Di Redazione - 1 Febbraio 2007 - 1:43
Report: Sabaton, Grave Digger, Therion (Milano, 29/01/2007)

La strana coppia. Un po’ come Felix e Oscar nel film di Gene Saks del 1968, Grave Digger e Therion, due band dalle attitudini diverse e dagli stili differenti, si trovano in questo inizio 2007 a convivere sullo stesso palco, in un tour da co-headliner (o quasi) che tocca l’Italia con una data all’Alcatraz di Milano.

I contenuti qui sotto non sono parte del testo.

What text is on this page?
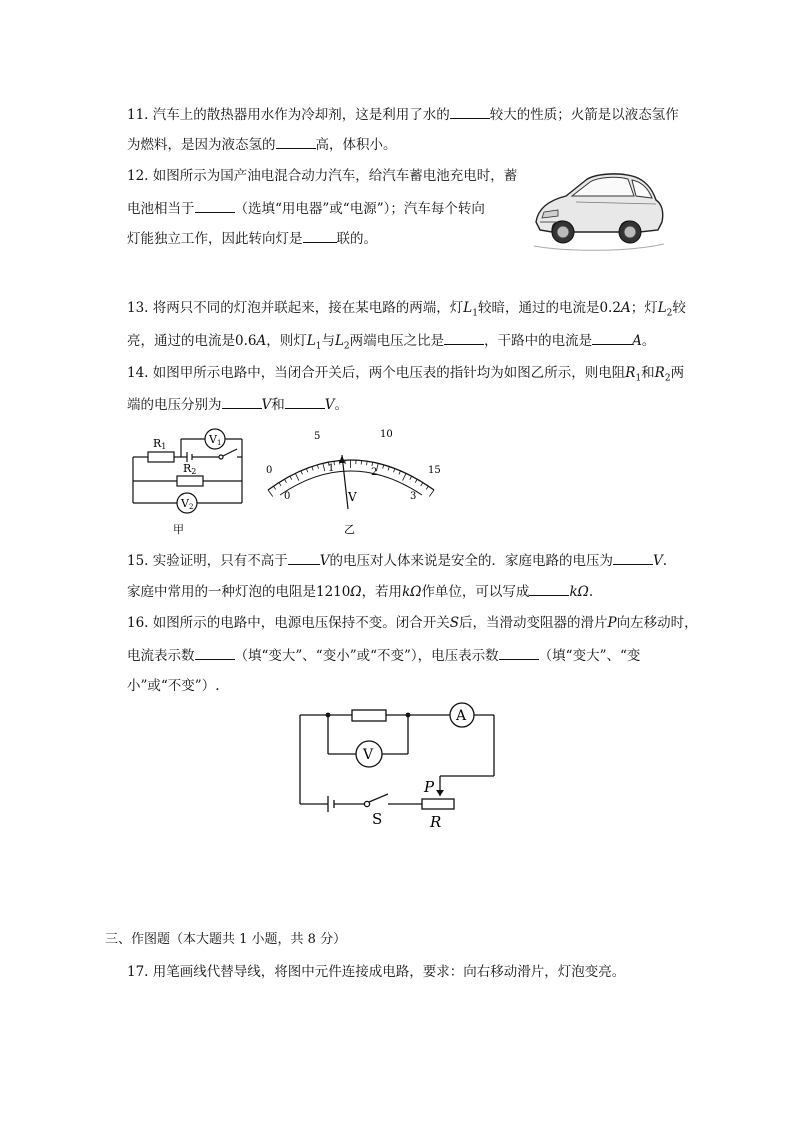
11. 汽车上的散热器用水作为冷却剂，这是利用了水的	较大的性质；火箭是以液态氢作
为燃料，是因为液态氢的	高，体积小。
12. 如图所示为国产油电混合动力汽车，给汽车蓄电池充电时，蓄
电池相当于	（选填“用电器”或“电源”）；汽车每个转向
灯能独立工作，因此转向灯是	联的。
13. 将两只不同的灯泡并联起来，接在某电路的两端，灯$L_1$较暗，通过的电流是0.2A；灯$L_2$较
亮，通过的电流是0.6A，则灯$L_1$与$L_2$两端电压之比是	，干路中的电流是	A。
14. 如图甲所示电路中，当闭合开关后，两个电压表的指针均为如图乙所示，则电阻$R_1$和$R_2$两
端的电压分别为	V和	V。
R1
R2
V1
V2
甲
0
5	10
15
0
1	2
3
V
乙
15. 实验证明，只有不高于 V的电压对人体来说是安全的．家庭电路的电压为	V.
家庭中常用的一种灯泡的电阻是1210Ω，若用kΩ作单位，可以写成	kΩ.
16. 如图所示的电路中，电源电压保持不变。闭合开关S后，当滑动变阻器的滑片P向左移动时，
电流表示数	（填“变大”、“变小”或“不变”），电压表示数	（填“变大”、“变
小”或“不变”）.
A
V
S
P
R
三、作图题（本大题共 1 小题，共 8 分）
17. 用笔画线代替导线，将图中元件连接成电路，要求：向右移动滑片，灯泡变亮。
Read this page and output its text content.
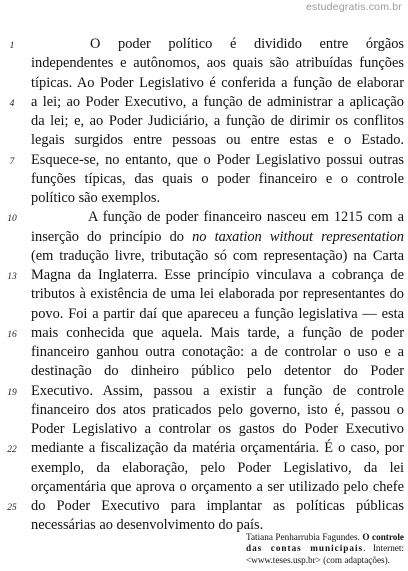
estudegratis.com.br
1	O poder político é dividido entre órgãos
independentes e autônomos, aos quais são atribuídas funções
típicas. Ao Poder Legislativo é conferida a função de elaborar
4	a lei; ao Poder Executivo, a função de administrar a aplicação
da lei; e, ao Poder Judiciário, a função de dirimir os conflitos
legais surgidos entre pessoas ou entre estas e o Estado.
7	Esquece-se, no entanto, que o Poder Legislativo possui outras
funções típicas, das quais o poder financeiro e o controle
político são exemplos.
10	A função de poder financeiro nasceu em 1215 com a
inserção do princípio do no taxation without representation
(em tradução livre, tributação só com representação) na Carta
13 Magna da Inglaterra. Esse princípio vinculava a cobrança de
tributos à existência de uma lei elaborada por representantes do
povo. Foi a partir daí que apareceu a função legislativa — esta
16 mais conhecida que aquela. Mais tarde, a função de poder
financeiro ganhou outra conotação: a de controlar o uso e a
destinação do dinheiro público pelo detentor do Poder
19 Executivo. Assim, passou a existir a função de controle
financeiro dos atos praticados pelo governo, isto é, passou o
Poder Legislativo a controlar os gastos do Poder Executivo
22 mediante a fiscalização da matéria orçamentária. É o caso, por
exemplo, da elaboração, pelo Poder Legislativo, da lei
orçamentária que aprova o orçamento a ser utilizado pelo chefe
25 do Poder Executivo para implantar as políticas públicas
necessárias ao desenvolvimento do país.
Tatiana Penharrubia Fagundes. O controle
das contas municipais. Internet:
<www.teses.usp.br> (com adaptações).
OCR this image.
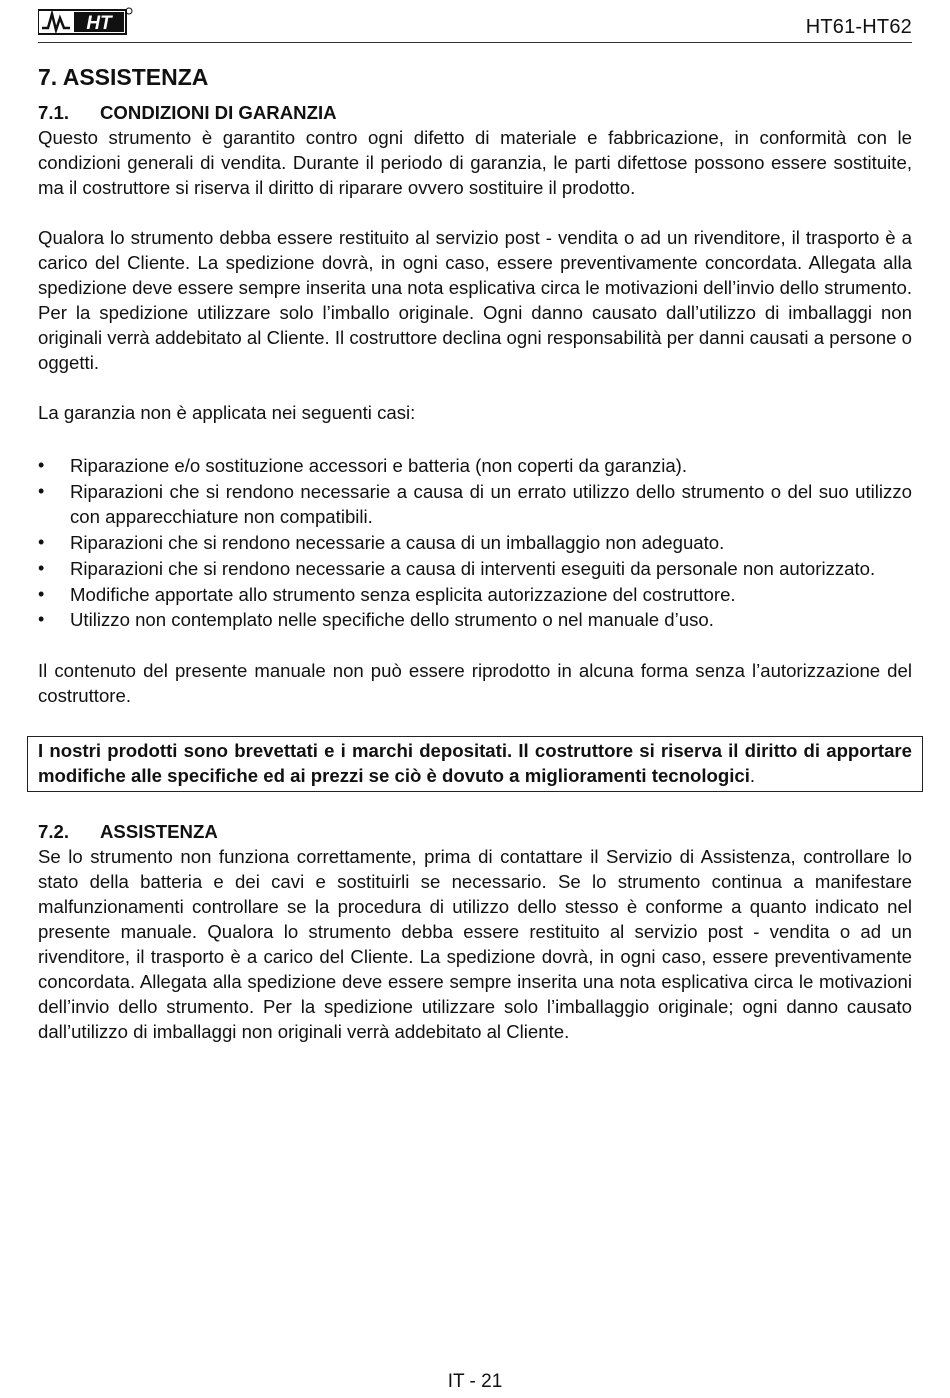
HT	HT61-HT62
7. ASSISTENZA
7.1. CONDIZIONI DI GARANZIA

Questo strumento è garantito contro ogni difetto di materiale e fabbricazione, in conformità con le condizioni generali di vendita. Durante il periodo di garanzia, le parti difettose possono essere sostituite, ma il costruttore si riserva il diritto di riparare ovvero sostituire il prodotto.

Qualora lo strumento debba essere restituito al servizio post - vendita o ad un rivenditore, il trasporto è a carico del Cliente. La spedizione dovrà, in ogni caso, essere preventivamente concordata. Allegata alla spedizione deve essere sempre inserita una nota esplicativa circa le motivazioni dell’invio dello strumento. Per la spedizione utilizzare solo l’imballo originale. Ogni danno causato dall’utilizzo di imballaggi non originali verrà addebitato al Cliente. Il costruttore declina ogni responsabilità per danni causati a persone o oggetti.

La garanzia non è applicata nei seguenti casi:

• Riparazione e/o sostituzione accessori e batteria (non coperti da garanzia).
• Riparazioni che si rendono necessarie a causa di un errato utilizzo dello strumento o del suo utilizzo con apparecchiature non compatibili.
• Riparazioni che si rendono necessarie a causa di un imballaggio non adeguato.
• Riparazioni che si rendono necessarie a causa di interventi eseguiti da personale non autorizzato.
• Modifiche apportate allo strumento senza esplicita autorizzazione del costruttore.
• Utilizzo non contemplato nelle specifiche dello strumento o nel manuale d’uso.

Il contenuto del presente manuale non può essere riprodotto in alcuna forma senza l’autorizzazione del costruttore.

I nostri prodotti sono brevettati e i marchi depositati. Il costruttore si riserva il diritto di apportare modifiche alle specifiche ed ai prezzi se ciò è dovuto a miglioramenti tecnologici.
7.2. ASSISTENZA

Se lo strumento non funziona correttamente, prima di contattare il Servizio di Assistenza, controllare lo stato della batteria e dei cavi e sostituirli se necessario. Se lo strumento continua a manifestare malfunzionamenti controllare se la procedura di utilizzo dello stesso è conforme a quanto indicato nel presente manuale. Qualora lo strumento debba essere restituito al servizio post - vendita o ad un rivenditore, il trasporto è a carico del Cliente. La spedizione dovrà, in ogni caso, essere preventivamente concordata. Allegata alla spedizione deve essere sempre inserita una nota esplicativa circa le motivazioni dell’invio dello strumento. Per la spedizione utilizzare solo l’imballaggio originale; ogni danno causato dall’utilizzo di imballaggi non originali verrà addebitato al Cliente.

IT - 21
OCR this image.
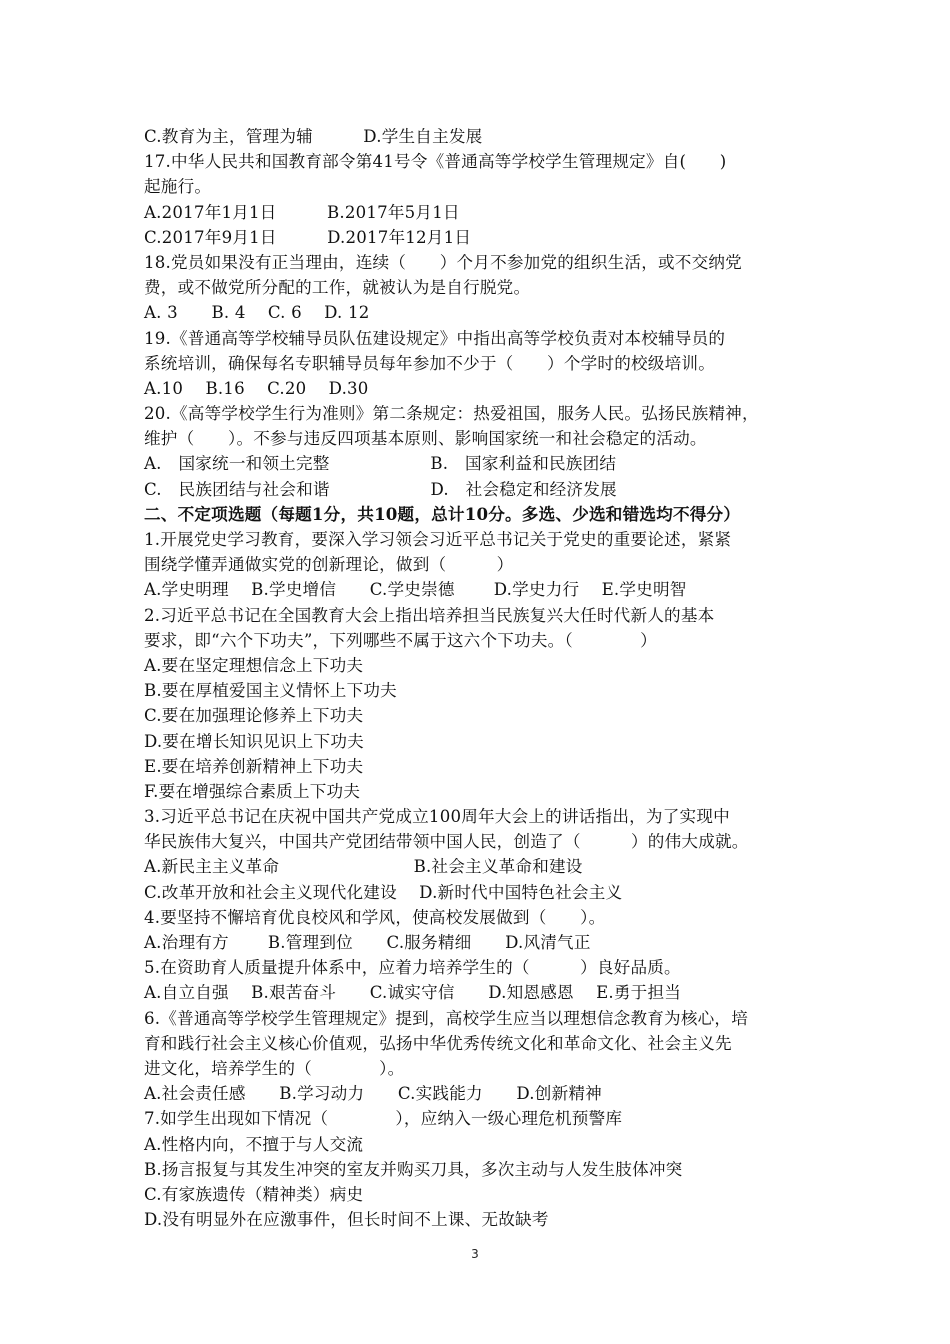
C.教育为主，管理为辅　　　D.学生自主发展
17.中华人民共和国教育部令第41号令《普通高等学校学生管理规定》自(　　)
起施行。
A.2017年1月1日　　　B.2017年5月1日
C.2017年9月1日　　　D.2017年12月1日
18.党员如果没有正当理由，连续（　　）个月不参加党的组织生活，或不交纳党
费，或不做党所分配的工作，就被认为是自行脱党。
A. 3　　B. 4　 C. 6　 D. 12
19.《普通高等学校辅导员队伍建设规定》中指出高等学校负责对本校辅导员的
系统培训，确保每名专职辅导员每年参加不少于（　　）个学时的校级培训。
A.10　 B.16　 C.20　 D.30
20.《高等学校学生行为准则》第二条规定：热爱祖国，服务人民。弘扬民族精神，
维护（　　）。不参与违反四项基本原则、影响国家统一和社会稳定的活动。
A.　国家统一和领土完整　　　　　　B.　国家利益和民族团结
C.　民族团结与社会和谐　　　　　　D.　社会稳定和经济发展
二、不定项选题（每题1分，共10题，总计10分。多选、少选和错选均不得分）
1.开展党史学习教育，要深入学习领会习近平总书记关于党史的重要论述，紧紧
围绕学懂弄通做实党的创新理论，做到（　　　）
A.学史明理　 B.学史增信　　C.学史崇德　　 D.学史力行　 E.学史明智
2.习近平总书记在全国教育大会上指出培养担当民族复兴大任时代新人的基本
要求，即“六个下功夫”，下列哪些不属于这六个下功夫。（　　　　）
A.要在坚定理想信念上下功夫
B.要在厚植爱国主义情怀上下功夫
C.要在加强理论修养上下功夫
D.要在增长知识见识上下功夫
E.要在培养创新精神上下功夫
F.要在增强综合素质上下功夫
3.习近平总书记在庆祝中国共产党成立100周年大会上的讲话指出，为了实现中
华民族伟大复兴，中国共产党团结带领中国人民，创造了（　　　）的伟大成就。
A.新民主主义革命　　　　　　　　B.社会主义革命和建设
C.改革开放和社会主义现代化建设　 D.新时代中国特色社会主义
4.要坚持不懈培育优良校风和学风，使高校发展做到（　　）。
A.治理有方　　 B.管理到位　　C.服务精细　　D.风清气正
5.在资助育人质量提升体系中，应着力培养学生的（　　　）良好品质。
A.自立自强　 B.艰苦奋斗　　C.诚实守信　　D.知恩感恩　 E.勇于担当
6.《普通高等学校学生管理规定》提到，高校学生应当以理想信念教育为核心，培
育和践行社会主义核心价值观，弘扬中华优秀传统文化和革命文化、社会主义先
进文化，培养学生的（　　　　）。
A.社会责任感　　B.学习动力　　C.实践能力　　D.创新精神
7.如学生出现如下情况（　　　　），应纳入一级心理危机预警库
A.性格内向，不擅于与人交流
B.扬言报复与其发生冲突的室友并购买刀具，多次主动与人发生肢体冲突
C.有家族遗传（精神类）病史
D.没有明显外在应激事件，但长时间不上课、无故缺考
3
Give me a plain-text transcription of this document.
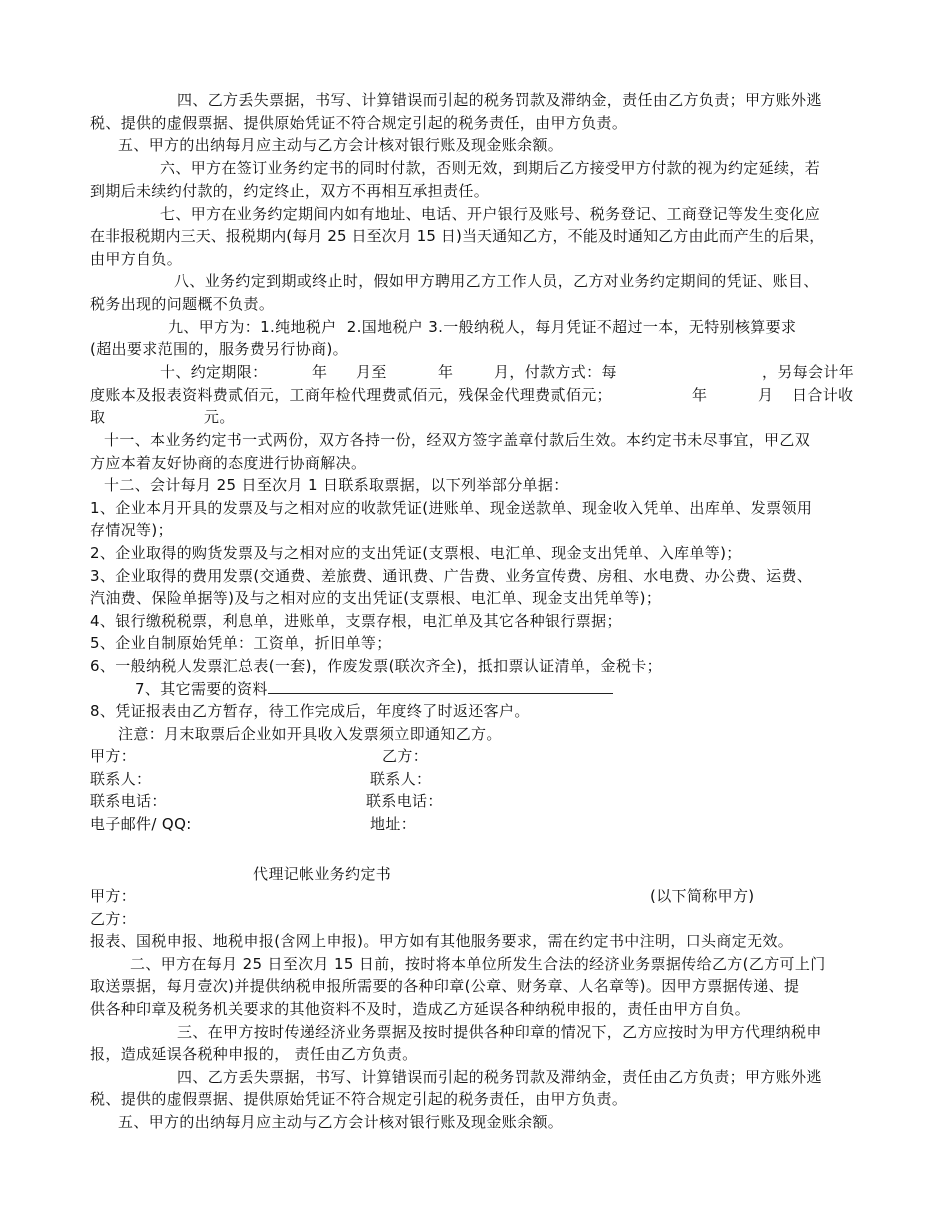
四、乙方丢失票据，书写、计算错误而引起的税务罚款及滞纳金，责任由乙方负责；甲方账外逃
税、提供的虚假票据、提供原始凭证不符合规定引起的税务责任，由甲方负责。
五、甲方的出纳每月应主动与乙方会计核对银行账及现金账余额。
六、甲方在签订业务约定书的同时付款，否则无效，到期后乙方接受甲方付款的视为约定延续，若
到期后未续约付款的，约定终止，双方不再相互承担责任。
七、甲方在业务约定期间内如有地址、电话、开户银行及账号、税务登记、工商登记等发生变化应
在非报税期内三天、报税期内(每月 25 日至次月 15 日)当天通知乙方，不能及时通知乙方由此而产生的后果，
由甲方自负。
八、业务约定到期或终止时，假如甲方聘用乙方工作人员，乙方对业务约定期间的凭证、账目、
税务出现的问题概不负责。
九、甲方为：1.纯地税户  2.国地税户 3.一般纳税人，每月凭证不超过一本，无特别核算要求
(超出要求范围的，服务费另行协商)。
十、约定期限：	年 月至	年	月，付款方式：每	，另每会计年
度账本及报表资料费贰佰元，工商年检代理费贰佰元，残保金代理费贰佰元；	年	月 日合计收
取	元。
十一、本业务约定书一式两份，双方各持一份，经双方签字盖章付款后生效。本约定书未尽事宜，甲乙双
方应本着友好协商的态度进行协商解决。
十二、会计每月 25 日至次月 1 日联系取票据，以下列举部分单据：
1、企业本月开具的发票及与之相对应的收款凭证(进账单、现金送款单、现金收入凭单、出库单、发票领用
存情况等)；
2、企业取得的购货发票及与之相对应的支出凭证(支票根、电汇单、现金支出凭单、入库单等)；
3、企业取得的费用发票(交通费、差旅费、通讯费、广告费、业务宣传费、房租、水电费、办公费、运费、
汽油费、保险单据等)及与之相对应的支出凭证(支票根、电汇单、现金支出凭单等)；
4、银行缴税税票，利息单，进账单，支票存根，电汇单及其它各种银行票据；
5、企业自制原始凭单：工资单，折旧单等；
6、一般纳税人发票汇总表(一套)，作废发票(联次齐全)，抵扣票认证清单，金税卡；
7、其它需要的资料
8、凭证报表由乙方暂存，待工作完成后，年度终了时返还客户。
注意：月末取票后企业如开具收入发票须立即通知乙方。
甲方：	乙方：
联系人：	联系人：
联系电话：	联系电话：
电子邮件/ QQ:	地址：
代理记帐业务约定书
甲方：	(以下简称甲方)
乙方：
报表、国税申报、地税申报(含网上申报)。甲方如有其他服务要求，需在约定书中注明，口头商定无效。
二、甲方在每月 25 日至次月 15 日前，按时将本单位所发生合法的经济业务票据传给乙方(乙方可上门
取送票据，每月壹次)并提供纳税申报所需要的各种印章(公章、财务章、人名章等)。因甲方票据传递、提
供各种印章及税务机关要求的其他资料不及时，造成乙方延误各种纳税申报的，责任由甲方自负。
三、在甲方按时传递经济业务票据及按时提供各种印章的情况下，乙方应按时为甲方代理纳税申
报，造成延误各税种申报的， 责任由乙方负责。
四、乙方丢失票据，书写、计算错误而引起的税务罚款及滞纳金，责任由乙方负责；甲方账外逃
税、提供的虚假票据、提供原始凭证不符合规定引起的税务责任，由甲方负责。
五、甲方的出纳每月应主动与乙方会计核对银行账及现金账余额。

Doveva essere una bella serata e lo è stata, grazie a due prove diverse e positive che forse avranno anche avuto la fortuna di spiegare concretamente a qualcuno quanto l’eterogeneità sia una risorsa inestimabile della scena metal.

Sabaton

Tocca ai Sabaton fronteggiare le poche decine di persone che alle 19 circa – un orario abbastanza proibitivo per chi lavora o ha impegni scolastici – popolano distrattamente l’Alcatraz di Milano. Per l’occasione è allestito il palco secondario, e questo, con il passare dei minuti, si rivelerà poi un vantaggio non da poco dal punto di vista sonoro. Reduce da tre album in tre anni (anche se l’ultimo Metalizer contiene materiale del 2002) la band svedese assolve al proprio compito di aprire un concerto che francamente salirà di livello, e non poco, soltanto con gli act successivi. Per loro una ventina di minuti in cui concentrano una prestazione comunque onesta e dignitosa, fatta di tanti stereotipi, musicali e non, che vanno a discapito di personalità e originalità, ma permettono alla band di accaparrarsi le simpatie dei fan del sound iper-classico al grido di Panzer Batallion, Into the Fire, Primo Victoria e Metal Machine.

Grave Digger

I Grave Digger amano l’Italia, l’Italia ama i Grave Digger, e appena nel locale risuona l’intro di Liberty or Death la folla si muove per guadagnarsi un posto da cui gustarsi il combo di Gladbeck. Si parte proprio con la title-track del nuovo album, per poi balzare al 1996 e a quel pugno in faccia che è Scotland United. All’opener dei tempi che furono seguono Grave in no Man’s Land (da The Last Supper) ed Excalibur (da Excalibur): insomma pare chiaro che la band intenda, come da pronostico, ripercorrere in modo abbastanza equilibrato gli ultimi anni della propria carriera, dalla trilogia medievale in poi. Purtroppo vengono completamente dimenticati the Reaper e Heart of Darkness, ma questa è ormai una tendenza a cui il becchino ci ha abituato negli ultimi anni, quindi meglio godersi il presente piuttosto che rimpiangere il passato. Quando entra in scena l’unico estratto del buon Rheingold, ovvero Valalla, sono appena passate le otto di sera e molti dei fan dello Scavatore sono ancora in viaggio, magari messi fuori strada da un biglietto che dava per headliner proprio la band di Chris Boltendahl e come inizio della serata le ore 20. Molti arrivano che la band è circa a metà esibizione, e il loro rammarico è ovviamente notevole.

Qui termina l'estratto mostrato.